In our analyses, the MSI scores were extremely low and multi-modal. Although MSI-H/deficient mismatch repair (MMR) status has also been recognized as a multi-gene biomarker for FDA-approved pembrolizumab and dostarlimab-gxly regardless of breast cancer subtype, clinical applicability of this biomarker remains ambiguous and is still far from being implemented into a routine testing [48]. While MMR-IHC, MSI-PCR, and MSI-NGS are possible methodologies, the diagnostic consistency across these platforms has not been evaluated with cut-off remaining undetermined.

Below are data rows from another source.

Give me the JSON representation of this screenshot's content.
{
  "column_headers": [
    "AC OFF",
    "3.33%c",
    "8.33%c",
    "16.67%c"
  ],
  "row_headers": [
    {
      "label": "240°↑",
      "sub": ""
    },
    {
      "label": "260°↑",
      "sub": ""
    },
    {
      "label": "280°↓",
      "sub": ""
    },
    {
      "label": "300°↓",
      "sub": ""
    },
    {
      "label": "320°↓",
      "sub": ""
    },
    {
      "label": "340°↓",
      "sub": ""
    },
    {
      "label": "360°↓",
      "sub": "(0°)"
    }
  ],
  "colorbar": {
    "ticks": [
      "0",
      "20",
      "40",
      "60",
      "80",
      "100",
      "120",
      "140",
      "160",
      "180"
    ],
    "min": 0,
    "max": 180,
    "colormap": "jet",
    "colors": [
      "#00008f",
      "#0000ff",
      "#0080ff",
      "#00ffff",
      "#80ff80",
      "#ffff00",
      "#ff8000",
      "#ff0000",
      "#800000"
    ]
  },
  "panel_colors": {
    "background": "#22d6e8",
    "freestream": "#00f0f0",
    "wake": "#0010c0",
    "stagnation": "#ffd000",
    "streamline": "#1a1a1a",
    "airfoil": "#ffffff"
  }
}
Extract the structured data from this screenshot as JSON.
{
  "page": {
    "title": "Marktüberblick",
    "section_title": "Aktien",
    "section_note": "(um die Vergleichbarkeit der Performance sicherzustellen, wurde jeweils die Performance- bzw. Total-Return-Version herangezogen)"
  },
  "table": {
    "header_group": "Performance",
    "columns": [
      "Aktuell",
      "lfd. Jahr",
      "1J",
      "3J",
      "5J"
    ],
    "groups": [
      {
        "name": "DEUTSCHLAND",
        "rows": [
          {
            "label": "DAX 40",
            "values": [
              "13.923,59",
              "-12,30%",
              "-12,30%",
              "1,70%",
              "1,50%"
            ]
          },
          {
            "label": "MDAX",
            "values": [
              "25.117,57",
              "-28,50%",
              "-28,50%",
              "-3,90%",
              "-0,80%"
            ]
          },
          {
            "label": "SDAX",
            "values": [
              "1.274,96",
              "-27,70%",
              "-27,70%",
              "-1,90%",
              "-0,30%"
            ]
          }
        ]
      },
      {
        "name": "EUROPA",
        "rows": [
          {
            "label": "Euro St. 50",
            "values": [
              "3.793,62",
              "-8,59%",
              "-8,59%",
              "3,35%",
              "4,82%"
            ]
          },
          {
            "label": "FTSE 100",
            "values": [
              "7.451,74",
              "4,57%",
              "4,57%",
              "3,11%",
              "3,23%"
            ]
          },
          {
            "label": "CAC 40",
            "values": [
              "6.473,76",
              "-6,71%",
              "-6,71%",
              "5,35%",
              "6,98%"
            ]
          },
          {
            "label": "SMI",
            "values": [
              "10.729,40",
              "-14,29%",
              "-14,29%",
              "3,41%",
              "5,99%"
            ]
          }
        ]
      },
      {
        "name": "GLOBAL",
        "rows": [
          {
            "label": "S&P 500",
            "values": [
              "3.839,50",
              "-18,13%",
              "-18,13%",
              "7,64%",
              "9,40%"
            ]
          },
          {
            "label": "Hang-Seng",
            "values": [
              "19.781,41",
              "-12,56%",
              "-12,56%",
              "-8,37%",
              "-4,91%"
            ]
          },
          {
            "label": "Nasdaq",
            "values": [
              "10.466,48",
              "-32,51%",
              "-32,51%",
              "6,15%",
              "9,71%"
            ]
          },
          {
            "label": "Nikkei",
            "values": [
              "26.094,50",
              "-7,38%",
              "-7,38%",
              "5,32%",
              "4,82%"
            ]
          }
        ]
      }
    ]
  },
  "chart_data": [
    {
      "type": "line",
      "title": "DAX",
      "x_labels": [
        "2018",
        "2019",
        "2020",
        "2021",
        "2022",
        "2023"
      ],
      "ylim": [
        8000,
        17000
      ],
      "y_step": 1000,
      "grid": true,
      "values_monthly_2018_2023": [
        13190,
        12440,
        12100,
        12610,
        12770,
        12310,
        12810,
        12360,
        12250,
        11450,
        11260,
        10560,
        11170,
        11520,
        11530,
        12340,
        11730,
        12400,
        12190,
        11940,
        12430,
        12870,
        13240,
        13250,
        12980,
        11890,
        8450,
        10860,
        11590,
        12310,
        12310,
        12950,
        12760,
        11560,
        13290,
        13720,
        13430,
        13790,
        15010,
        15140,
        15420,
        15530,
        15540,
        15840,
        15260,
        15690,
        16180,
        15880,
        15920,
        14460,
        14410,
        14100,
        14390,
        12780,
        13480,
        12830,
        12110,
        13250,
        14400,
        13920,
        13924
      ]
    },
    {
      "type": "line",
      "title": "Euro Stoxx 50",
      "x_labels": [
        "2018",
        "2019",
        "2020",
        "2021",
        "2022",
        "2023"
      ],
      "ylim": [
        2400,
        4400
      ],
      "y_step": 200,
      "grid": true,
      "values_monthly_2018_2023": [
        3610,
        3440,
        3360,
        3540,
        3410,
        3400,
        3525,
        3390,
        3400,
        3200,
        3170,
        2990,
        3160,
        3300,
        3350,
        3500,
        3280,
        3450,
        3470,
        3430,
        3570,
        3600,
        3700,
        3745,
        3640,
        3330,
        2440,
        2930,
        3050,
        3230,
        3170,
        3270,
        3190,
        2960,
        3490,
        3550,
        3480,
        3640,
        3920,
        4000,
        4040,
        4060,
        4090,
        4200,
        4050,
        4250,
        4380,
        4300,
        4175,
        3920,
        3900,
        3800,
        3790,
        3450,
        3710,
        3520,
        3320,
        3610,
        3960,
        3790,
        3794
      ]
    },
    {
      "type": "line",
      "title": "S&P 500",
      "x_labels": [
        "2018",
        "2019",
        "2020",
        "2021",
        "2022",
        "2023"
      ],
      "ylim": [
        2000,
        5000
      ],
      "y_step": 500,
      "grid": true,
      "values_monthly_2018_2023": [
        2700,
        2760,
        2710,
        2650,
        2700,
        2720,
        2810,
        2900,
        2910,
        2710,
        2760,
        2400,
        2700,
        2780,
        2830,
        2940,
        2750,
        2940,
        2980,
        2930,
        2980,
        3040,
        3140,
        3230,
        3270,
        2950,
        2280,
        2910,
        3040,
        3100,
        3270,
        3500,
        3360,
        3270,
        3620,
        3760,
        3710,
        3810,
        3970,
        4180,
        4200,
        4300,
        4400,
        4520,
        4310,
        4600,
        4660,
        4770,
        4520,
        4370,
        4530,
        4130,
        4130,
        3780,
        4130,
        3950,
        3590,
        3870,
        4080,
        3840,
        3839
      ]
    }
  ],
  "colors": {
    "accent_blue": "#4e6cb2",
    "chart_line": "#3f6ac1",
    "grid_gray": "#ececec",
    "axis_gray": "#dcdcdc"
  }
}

There were some limitations in the study. First, targeted sequencing was performed on residual specimens from the VGH-TAPYLOR study. Although all samples were stored in ideal temperature and condition and the overall successful rate for targeted sequencing with QC metrics was approximately 90%, nucleic acid degradation remains a possibility. Second, this study was conducted with a version of TSO500 without HRD score that has been shown to widen the potential population eligible for PARP inhibition [49]. Third, this study was observational in nature. The impact of CGP on patients’ treatment outcomes could not be evaluated because no intervention was made.